Friday, March 2, 2012

Note to self:

  



- not a good idea to complain.  It just encourages those pesky gods of interference and nortiness.

- not a good idea to complain.  Doesn't make anything feel better.

- not a good idea to complain.  Gives others funny ideas about me not being made of tungsten after all

- not a good idea to complain.  I thought we had a good outcome following the NO rant; then the washing machine died.  The BRAND NEW washing machine.  Just a little failure-ette; the door won't open.  But it's full of washed clothes and (naturally) it's Friday arvo so I fear what festering fabric festiness awaits when a service dude can come (perhaps) on Monday!

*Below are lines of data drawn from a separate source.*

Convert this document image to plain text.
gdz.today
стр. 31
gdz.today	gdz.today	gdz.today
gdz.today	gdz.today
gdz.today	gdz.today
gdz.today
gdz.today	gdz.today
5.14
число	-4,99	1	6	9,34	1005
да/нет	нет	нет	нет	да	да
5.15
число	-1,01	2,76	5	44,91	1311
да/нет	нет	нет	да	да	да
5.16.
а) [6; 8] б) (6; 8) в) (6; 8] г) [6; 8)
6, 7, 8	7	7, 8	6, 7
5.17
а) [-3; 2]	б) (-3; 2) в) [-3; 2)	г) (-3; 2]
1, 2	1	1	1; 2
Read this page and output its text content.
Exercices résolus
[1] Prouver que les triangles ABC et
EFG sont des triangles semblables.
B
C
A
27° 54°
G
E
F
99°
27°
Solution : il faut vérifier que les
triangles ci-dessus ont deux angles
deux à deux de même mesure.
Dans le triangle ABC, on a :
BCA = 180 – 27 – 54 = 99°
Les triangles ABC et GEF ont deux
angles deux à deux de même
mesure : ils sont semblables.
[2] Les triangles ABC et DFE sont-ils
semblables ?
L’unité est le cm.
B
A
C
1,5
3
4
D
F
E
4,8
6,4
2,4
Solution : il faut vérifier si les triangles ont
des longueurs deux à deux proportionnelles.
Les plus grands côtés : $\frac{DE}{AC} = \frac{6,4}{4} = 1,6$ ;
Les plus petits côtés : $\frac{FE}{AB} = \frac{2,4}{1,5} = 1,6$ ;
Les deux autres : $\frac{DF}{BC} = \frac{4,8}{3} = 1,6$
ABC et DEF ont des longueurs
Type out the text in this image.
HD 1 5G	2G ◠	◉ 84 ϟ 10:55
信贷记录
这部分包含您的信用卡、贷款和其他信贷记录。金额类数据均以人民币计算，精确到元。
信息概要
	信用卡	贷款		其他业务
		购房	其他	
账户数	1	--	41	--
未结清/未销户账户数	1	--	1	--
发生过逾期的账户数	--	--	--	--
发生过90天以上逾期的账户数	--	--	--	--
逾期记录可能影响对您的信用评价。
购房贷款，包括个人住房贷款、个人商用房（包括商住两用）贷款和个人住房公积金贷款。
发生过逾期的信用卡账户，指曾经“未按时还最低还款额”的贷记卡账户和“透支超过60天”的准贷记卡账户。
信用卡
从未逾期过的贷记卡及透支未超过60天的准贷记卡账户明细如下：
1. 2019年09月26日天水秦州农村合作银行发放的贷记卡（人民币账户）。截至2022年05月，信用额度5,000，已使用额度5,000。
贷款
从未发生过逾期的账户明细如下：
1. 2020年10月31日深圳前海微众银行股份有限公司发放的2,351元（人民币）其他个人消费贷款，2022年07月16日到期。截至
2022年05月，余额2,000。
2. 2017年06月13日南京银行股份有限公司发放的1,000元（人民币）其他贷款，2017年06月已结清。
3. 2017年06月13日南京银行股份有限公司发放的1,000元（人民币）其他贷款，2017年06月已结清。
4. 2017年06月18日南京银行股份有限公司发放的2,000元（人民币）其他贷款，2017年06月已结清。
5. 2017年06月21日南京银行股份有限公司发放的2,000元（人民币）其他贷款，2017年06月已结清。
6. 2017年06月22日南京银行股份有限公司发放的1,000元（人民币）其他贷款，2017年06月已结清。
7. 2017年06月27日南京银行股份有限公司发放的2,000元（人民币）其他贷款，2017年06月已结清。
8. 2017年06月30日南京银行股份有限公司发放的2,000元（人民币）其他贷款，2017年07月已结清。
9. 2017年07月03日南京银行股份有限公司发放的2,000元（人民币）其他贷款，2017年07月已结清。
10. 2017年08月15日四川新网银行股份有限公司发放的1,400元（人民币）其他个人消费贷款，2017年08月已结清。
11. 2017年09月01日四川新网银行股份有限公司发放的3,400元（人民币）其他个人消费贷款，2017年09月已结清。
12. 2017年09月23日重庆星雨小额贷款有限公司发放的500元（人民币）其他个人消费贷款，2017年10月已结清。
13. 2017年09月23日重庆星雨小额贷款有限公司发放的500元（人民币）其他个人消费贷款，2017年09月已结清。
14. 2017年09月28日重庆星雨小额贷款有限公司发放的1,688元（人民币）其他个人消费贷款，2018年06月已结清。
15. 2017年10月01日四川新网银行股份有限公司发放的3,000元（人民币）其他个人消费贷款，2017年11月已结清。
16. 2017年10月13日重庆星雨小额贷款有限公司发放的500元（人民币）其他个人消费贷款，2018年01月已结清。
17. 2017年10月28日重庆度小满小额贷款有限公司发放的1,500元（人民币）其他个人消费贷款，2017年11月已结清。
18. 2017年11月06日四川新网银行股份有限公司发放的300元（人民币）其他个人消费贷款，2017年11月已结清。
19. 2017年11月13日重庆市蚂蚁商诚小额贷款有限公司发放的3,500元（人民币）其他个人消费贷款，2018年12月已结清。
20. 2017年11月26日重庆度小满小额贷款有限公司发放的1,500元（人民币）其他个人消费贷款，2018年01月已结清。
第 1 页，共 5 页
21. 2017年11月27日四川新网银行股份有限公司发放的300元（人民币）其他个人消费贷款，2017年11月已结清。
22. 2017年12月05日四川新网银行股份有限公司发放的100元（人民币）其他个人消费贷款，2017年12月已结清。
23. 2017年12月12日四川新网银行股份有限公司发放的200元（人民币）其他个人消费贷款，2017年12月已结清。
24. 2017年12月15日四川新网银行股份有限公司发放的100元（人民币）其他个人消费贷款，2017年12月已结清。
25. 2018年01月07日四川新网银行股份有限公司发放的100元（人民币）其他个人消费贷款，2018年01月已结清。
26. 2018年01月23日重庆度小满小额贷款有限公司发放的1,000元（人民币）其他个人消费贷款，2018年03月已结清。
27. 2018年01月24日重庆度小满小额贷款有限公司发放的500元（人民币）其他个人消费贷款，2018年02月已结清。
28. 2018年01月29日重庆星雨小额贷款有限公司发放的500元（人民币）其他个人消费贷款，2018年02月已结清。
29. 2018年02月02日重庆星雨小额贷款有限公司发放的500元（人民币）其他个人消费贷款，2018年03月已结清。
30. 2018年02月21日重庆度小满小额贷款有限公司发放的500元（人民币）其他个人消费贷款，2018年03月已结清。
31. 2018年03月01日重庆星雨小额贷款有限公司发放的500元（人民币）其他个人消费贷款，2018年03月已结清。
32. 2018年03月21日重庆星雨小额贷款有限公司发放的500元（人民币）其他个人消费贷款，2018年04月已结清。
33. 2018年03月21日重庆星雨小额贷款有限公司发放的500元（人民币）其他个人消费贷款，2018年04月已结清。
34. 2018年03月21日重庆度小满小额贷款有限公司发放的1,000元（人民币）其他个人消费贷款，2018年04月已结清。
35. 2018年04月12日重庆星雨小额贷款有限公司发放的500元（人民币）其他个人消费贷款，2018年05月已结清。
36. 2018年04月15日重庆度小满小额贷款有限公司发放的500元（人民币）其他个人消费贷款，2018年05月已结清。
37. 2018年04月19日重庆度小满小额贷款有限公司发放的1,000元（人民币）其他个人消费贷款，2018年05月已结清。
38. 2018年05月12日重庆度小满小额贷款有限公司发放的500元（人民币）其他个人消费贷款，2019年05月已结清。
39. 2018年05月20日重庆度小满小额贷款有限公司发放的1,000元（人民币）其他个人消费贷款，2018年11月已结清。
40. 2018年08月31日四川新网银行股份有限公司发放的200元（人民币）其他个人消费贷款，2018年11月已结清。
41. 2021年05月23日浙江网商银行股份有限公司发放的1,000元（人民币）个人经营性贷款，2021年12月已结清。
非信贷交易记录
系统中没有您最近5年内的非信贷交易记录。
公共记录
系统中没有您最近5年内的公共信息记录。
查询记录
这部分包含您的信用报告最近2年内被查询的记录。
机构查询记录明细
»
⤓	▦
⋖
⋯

- not a good idea to complain.  Makes me home-sick for my norty cat.

- not a good idea....

Better ideas:

- cats

- fresh-baked cinnamon rolls for brekkie ... AND

- FBCRFB baked by a bestie!  Purrfect.


- TGIF! So I can stop listing for a bit.

- strangely enough my middle name isn't Pollyanna, but I can count a few blessings..  and sit quietly Home Alone for a while.  M is out boozing with a dorter!

- sitting down in general.  Have I (yeah I know I have) ever mentioned (only a few dozen times) my fabbo Ikea chair?  My beloved Poang?  Yep, got it at the flat.  Am currently jiggling one leg whilst blogging on the other.  A form of purrfection fur sure.

- perfume.  Tricky choice today.  Partly cos I dropped in to Proper Home to apologise to my pusscat and get the mail.  She followed me to the bedroom and pointed at my cold, empty bed.  I agreed with the sentiment but got (easily) distracted by my collection of gorgeous lil bottles.  Settled on ... can you guess??